Una multa da 800 euro, il risarcimento del danno alla persona offesa in sede civile e una provvisionale immediatamente esecutiva di 5.000 euro: è questa la pena inflitta dal giudice di pace Gianna Cipriani a Vittorio Lucente, 83 anni di Sulmona, accusato di aver minacciato gravemente la moglie del finanziere morto suicida.

Secondo l’accusa, i fatti risalgono al 3 aprile 2019, quando l’anziano avrebbe affisso un cartello sul terreno della donna, confinante con la sua proprietà. Sul cartello erano scritte parole intimidatorie: “Ti taglio le mani. La prossima volta farai la stessa fine di tuo marito”, firmate dall’imputato e accompagnate da ingiurie rivolte al defunto marito della donna.
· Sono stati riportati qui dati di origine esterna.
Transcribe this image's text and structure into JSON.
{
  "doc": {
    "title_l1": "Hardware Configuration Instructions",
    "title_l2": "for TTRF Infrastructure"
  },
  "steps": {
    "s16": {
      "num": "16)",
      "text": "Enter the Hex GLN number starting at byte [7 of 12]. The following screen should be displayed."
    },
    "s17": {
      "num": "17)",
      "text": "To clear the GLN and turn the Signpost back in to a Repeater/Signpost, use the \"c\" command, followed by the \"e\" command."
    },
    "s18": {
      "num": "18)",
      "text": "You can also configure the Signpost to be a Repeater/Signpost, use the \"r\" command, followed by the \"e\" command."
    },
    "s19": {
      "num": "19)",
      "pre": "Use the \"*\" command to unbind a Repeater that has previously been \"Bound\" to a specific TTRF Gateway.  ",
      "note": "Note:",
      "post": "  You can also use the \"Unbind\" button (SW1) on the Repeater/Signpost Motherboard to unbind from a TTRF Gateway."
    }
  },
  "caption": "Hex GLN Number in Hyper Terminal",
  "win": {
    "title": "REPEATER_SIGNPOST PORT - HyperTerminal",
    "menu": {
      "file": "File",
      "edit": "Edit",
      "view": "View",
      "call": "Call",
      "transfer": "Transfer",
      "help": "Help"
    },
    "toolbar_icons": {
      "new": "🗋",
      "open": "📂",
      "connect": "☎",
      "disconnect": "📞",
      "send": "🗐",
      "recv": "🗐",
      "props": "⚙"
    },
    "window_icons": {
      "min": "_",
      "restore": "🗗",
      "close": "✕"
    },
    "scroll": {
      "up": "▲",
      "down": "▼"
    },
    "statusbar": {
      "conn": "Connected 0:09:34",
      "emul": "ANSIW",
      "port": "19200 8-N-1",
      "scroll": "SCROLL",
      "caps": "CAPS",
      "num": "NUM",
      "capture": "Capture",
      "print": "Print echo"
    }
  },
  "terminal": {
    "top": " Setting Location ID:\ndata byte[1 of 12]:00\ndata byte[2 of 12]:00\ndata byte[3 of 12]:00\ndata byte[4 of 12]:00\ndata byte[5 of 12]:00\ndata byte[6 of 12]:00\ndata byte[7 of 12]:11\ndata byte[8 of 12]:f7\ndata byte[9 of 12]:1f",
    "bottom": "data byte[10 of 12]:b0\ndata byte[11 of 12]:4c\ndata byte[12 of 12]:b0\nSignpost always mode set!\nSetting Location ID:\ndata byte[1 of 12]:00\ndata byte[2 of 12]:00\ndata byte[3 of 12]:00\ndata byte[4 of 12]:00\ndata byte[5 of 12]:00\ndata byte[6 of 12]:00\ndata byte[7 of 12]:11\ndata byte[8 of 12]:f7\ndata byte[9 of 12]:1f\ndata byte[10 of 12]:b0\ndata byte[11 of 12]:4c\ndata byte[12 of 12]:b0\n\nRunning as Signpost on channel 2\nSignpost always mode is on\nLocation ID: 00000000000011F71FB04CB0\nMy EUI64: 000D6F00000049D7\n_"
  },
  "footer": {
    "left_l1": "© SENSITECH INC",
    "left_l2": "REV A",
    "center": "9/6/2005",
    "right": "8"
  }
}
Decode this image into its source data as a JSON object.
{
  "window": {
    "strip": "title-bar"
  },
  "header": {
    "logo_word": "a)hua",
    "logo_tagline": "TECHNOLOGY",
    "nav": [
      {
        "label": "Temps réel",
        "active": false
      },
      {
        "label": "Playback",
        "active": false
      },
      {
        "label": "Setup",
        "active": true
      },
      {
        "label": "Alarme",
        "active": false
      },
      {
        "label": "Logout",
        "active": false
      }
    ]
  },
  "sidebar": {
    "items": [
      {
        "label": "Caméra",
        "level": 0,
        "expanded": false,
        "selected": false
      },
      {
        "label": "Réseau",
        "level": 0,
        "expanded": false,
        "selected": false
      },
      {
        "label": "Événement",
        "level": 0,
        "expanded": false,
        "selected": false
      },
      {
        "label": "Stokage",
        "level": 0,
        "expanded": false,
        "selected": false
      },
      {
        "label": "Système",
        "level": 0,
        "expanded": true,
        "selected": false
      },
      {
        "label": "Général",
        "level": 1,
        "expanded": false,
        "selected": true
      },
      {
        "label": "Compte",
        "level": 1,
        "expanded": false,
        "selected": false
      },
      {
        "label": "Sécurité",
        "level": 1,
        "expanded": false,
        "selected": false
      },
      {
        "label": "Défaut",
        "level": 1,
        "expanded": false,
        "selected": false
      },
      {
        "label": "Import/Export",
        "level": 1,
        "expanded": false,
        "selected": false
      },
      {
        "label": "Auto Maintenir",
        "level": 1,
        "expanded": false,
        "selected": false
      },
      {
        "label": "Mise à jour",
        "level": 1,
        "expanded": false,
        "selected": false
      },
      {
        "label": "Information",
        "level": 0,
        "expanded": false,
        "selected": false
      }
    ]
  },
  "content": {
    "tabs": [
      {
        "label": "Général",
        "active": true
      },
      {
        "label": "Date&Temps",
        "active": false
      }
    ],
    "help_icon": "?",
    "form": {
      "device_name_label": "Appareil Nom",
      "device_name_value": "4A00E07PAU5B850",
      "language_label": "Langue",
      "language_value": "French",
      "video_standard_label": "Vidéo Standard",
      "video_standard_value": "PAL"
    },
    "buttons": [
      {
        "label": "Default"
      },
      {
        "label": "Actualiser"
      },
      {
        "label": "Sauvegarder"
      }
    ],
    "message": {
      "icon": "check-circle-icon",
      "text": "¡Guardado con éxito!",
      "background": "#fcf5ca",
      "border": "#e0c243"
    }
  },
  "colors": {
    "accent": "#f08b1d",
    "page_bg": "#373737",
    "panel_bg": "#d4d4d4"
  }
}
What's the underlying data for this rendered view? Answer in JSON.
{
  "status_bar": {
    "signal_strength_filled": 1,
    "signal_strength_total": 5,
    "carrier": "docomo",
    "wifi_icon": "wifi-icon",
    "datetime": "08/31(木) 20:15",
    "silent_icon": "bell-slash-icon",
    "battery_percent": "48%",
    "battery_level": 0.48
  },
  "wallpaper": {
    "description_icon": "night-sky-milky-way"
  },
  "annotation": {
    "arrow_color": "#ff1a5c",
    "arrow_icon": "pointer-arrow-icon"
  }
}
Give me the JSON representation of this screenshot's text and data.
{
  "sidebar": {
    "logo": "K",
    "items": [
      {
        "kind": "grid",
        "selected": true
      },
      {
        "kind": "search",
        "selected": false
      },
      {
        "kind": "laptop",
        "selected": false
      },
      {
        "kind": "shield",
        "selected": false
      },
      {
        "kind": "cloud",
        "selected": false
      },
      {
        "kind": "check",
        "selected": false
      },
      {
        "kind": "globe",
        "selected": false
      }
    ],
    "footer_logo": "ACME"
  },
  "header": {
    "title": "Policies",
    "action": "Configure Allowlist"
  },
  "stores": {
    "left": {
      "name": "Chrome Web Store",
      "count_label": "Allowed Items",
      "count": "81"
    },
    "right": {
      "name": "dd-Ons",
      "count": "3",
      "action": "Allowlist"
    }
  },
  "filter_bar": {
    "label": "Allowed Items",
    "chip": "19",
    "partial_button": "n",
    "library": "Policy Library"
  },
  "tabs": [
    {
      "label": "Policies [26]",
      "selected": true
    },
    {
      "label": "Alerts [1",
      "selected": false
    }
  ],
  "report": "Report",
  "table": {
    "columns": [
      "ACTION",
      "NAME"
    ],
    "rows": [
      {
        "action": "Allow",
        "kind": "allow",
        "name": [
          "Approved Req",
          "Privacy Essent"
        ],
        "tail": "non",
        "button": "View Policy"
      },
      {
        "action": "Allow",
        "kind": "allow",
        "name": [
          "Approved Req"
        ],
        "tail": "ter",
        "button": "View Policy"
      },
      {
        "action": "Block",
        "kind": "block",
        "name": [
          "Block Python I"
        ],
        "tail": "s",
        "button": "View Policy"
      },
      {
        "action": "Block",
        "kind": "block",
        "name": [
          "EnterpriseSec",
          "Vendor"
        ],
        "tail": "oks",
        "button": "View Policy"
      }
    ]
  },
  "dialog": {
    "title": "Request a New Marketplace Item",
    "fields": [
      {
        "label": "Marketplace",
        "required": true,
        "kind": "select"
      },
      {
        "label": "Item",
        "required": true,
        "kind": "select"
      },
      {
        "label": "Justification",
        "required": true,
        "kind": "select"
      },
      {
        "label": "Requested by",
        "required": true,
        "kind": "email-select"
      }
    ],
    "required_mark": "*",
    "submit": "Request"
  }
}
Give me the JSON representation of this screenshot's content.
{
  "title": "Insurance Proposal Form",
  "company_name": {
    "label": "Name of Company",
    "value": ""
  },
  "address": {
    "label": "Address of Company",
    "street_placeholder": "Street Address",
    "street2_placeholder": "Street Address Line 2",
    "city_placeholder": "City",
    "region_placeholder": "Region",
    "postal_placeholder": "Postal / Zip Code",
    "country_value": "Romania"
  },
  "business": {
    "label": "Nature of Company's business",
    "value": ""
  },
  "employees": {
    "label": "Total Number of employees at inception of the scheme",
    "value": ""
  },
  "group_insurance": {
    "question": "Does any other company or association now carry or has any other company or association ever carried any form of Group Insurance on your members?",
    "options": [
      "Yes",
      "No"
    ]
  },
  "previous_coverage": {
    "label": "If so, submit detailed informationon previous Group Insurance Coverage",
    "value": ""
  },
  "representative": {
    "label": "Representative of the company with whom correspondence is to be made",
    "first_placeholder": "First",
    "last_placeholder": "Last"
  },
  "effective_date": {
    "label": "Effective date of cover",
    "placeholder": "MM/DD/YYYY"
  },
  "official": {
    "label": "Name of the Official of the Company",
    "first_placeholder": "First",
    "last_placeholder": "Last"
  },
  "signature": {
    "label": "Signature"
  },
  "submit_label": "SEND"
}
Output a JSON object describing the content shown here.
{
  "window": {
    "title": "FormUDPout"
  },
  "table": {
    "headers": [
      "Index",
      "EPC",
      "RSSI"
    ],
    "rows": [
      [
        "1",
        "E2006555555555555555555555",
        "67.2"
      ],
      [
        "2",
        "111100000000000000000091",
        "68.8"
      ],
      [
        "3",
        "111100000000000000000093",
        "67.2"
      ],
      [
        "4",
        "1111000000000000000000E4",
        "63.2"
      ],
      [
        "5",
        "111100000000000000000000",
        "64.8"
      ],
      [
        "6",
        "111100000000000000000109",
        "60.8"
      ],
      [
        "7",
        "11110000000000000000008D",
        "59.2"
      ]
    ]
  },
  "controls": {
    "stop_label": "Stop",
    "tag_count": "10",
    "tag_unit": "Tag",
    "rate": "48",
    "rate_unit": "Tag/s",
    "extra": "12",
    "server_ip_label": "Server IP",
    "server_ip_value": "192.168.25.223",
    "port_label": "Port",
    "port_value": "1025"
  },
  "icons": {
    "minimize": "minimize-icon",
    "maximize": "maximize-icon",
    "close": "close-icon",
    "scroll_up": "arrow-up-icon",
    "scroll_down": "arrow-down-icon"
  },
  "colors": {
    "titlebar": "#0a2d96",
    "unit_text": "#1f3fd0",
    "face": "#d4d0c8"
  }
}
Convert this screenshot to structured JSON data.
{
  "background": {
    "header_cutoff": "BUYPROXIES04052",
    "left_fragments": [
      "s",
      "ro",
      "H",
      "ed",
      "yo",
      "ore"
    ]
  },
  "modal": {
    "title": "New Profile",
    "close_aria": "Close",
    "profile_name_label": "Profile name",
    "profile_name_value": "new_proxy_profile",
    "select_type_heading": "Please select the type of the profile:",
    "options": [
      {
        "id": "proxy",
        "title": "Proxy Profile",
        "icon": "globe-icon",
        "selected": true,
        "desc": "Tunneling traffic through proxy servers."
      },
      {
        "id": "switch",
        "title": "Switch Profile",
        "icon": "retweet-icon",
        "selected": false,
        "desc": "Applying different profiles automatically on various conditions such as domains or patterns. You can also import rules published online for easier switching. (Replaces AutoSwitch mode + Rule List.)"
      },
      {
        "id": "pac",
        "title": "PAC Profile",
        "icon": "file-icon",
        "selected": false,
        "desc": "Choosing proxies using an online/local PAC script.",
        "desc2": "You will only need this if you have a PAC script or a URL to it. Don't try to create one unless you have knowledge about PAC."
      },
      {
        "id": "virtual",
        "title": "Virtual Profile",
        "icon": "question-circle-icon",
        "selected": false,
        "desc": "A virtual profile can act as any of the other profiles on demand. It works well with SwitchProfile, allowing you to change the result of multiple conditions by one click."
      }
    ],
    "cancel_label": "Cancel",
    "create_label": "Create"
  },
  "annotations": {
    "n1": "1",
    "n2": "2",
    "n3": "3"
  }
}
Per la persona offesa, rappresentata dagli avvocati Luca Tirabassi e Valeria Colantoni, si è trattato di una minaccia particolarmente grave, che ha riaperto ferite profonde legate a una tragedia pregressa. Il marito della donna si era infatti tolto la vita nel novembre del 2008 all’interno della caserma della Guardia di Finanza di Sulmona, sparandosi con la pistola d’ordinanza davanti al comandante e a un collega. Nonostante il trasporto immediato in ospedale, l’uomo non era sopravvissuto.

“Da quel giorno non sono riuscita più a tornare in quel terreno che per me era diventato un luogo di rifugio”, ha dichiarato la donna, sottolineando l’impatto psicologico della minaccia ricevuta.

Oggi, per l’autore del gesto, è arrivata la condanna: la pena rimane sospesa, ma la provvisionale di 5.000 euro dovrà essere liquidata immediatamente, riconoscendo così il danno ingiusto subito dalla vittima.